DuPont has developed a printing process to bring down the cost of high-performance displays.

Organic light emitting diode, or OLED, displays seem to have it all: energy efficiency and a beautiful, crisp picture that refreshes rapidly. But it’s difficult to make them on a large scale, so OLED televisions remain very expensive. Last week, DuPont Displays announced the development of a manufacturing process that the company says can be used to print large, high-performance OLED televisions at volumes that should bring down costs. Using a custom-made printer from Japanese manufacturer Dainippon Screen, DuPont says it can print a 50 inch-television in under two minutes, and testing of the displays shows their performance is reliable–the displays should last 15 years.

Printed TV: DuPont has developed new printing techniques that could make OLED screens larger and less expensive.

Display makers have struggled to scale up the manufacturing of OLEDs while maintaining high performance and low costs. “The key question is, when you scale up, does the cost per square inch drop or go up?” says William Feehery, president of DuPont Displays.

OLEDs on the market today rely on an expensive, small-scale technique called shadow-mask evaporation to pattern the light-emitting organic molecules that make up the pixels in these displays. LG’s 15-inch OLED television, the biggest on the market, is set to come out in the United States this year at a cost of $2,725. At these prices, OLEDs can’t compete with liquid-crystal displays (LCDs), which are relatively inexpensive because manufacturers can make them at large volumes.

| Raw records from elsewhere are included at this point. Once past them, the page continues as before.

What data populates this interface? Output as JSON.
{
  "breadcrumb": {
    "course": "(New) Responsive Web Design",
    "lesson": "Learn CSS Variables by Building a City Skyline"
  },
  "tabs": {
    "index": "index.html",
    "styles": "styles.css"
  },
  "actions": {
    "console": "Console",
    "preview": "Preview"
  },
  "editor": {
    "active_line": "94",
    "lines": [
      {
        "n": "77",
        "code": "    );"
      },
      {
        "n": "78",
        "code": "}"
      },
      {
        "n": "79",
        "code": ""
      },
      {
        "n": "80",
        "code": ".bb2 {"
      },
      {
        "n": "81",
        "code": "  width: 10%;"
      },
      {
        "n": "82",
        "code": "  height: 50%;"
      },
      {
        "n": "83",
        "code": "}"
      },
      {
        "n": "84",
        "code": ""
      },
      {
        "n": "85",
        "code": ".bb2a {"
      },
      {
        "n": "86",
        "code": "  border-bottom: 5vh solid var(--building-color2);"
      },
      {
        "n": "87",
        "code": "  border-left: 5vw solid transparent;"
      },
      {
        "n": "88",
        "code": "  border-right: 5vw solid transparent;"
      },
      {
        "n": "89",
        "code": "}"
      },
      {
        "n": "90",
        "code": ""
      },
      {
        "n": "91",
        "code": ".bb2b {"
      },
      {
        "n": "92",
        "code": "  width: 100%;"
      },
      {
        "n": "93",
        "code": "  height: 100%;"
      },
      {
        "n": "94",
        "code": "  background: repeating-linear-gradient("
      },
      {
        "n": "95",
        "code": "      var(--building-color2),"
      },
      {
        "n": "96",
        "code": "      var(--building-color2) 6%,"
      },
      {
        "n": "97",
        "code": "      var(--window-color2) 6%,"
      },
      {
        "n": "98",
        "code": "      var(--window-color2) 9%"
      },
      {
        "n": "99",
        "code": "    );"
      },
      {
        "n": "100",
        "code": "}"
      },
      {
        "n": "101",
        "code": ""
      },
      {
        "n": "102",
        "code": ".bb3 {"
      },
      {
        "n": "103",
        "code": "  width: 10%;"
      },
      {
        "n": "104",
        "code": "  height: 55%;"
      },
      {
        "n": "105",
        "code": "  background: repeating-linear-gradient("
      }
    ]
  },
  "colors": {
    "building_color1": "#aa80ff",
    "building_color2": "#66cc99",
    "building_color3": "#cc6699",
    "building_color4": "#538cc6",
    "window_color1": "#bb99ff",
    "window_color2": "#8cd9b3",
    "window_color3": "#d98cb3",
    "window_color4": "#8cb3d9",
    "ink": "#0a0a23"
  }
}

One of the most promising alternatives to shadow-mask deposition is printing, which is compatible with manufacturing large screens. But printing is difficult to do reliably, and the resulting devices have lagged behind the performance and durability of those made using conventional techniques. It’s been a major materials challenge to develop inks that won’t bleed during the printing process, that have the desired electrical and optical properties, and that don’t deteriorate over time.

OLED displays are made up of 12 to 15 layers of materials. In each pixel the red, green, and blue light-emitting materials are positioned side by side and sandwiched between materials that bring electrical current in and out of the device and that allow light to leave it. When these layers blend together during printing, device performance suffers.

DuPont has addressed this problem by using active molecules in the inks used to print each layer that are insoluble in the inks used to print the adjacent layers. This is more complex than it may sound, says Feehery. “Each of these materials is a major development effort on its own, and having to tie it to the ones above and below it imposes a lot of constraints,” he says.

The company worked with Dainippon Screen to develop a multi-nozzle printer for the new inks. “The Dainippon printer works like a garden hose,” says Feehery. It generates a continuous stream of ink, rather than droplets, and moves over a surface at rates of four to five meters per second while patterning a display. DuPont says that its red, green, and blue OLED materials can make displays that will last 15 years. (Reliability over time has been a concern for printed OLEDs.)

Feehery says DuPont’s process is simple enough to compete on cost with LCDs. “Now we can say it works, and is worth scaling up,” says Feehery. DuPont will license the manufacturing process and sell the materials to display manufacturers.

The company will face competition, though. Many other companies are working on OLED inks, including Universal Display Corporation in the United States, Merck in Germany, and Sumitomo Chemical in Japan. And Kateeva, a startup in Menlo Park, CA, is developing OLED-printing equipment that combines the volume of ink-jet printing with the performance of devices made through shadow-mask fabrication.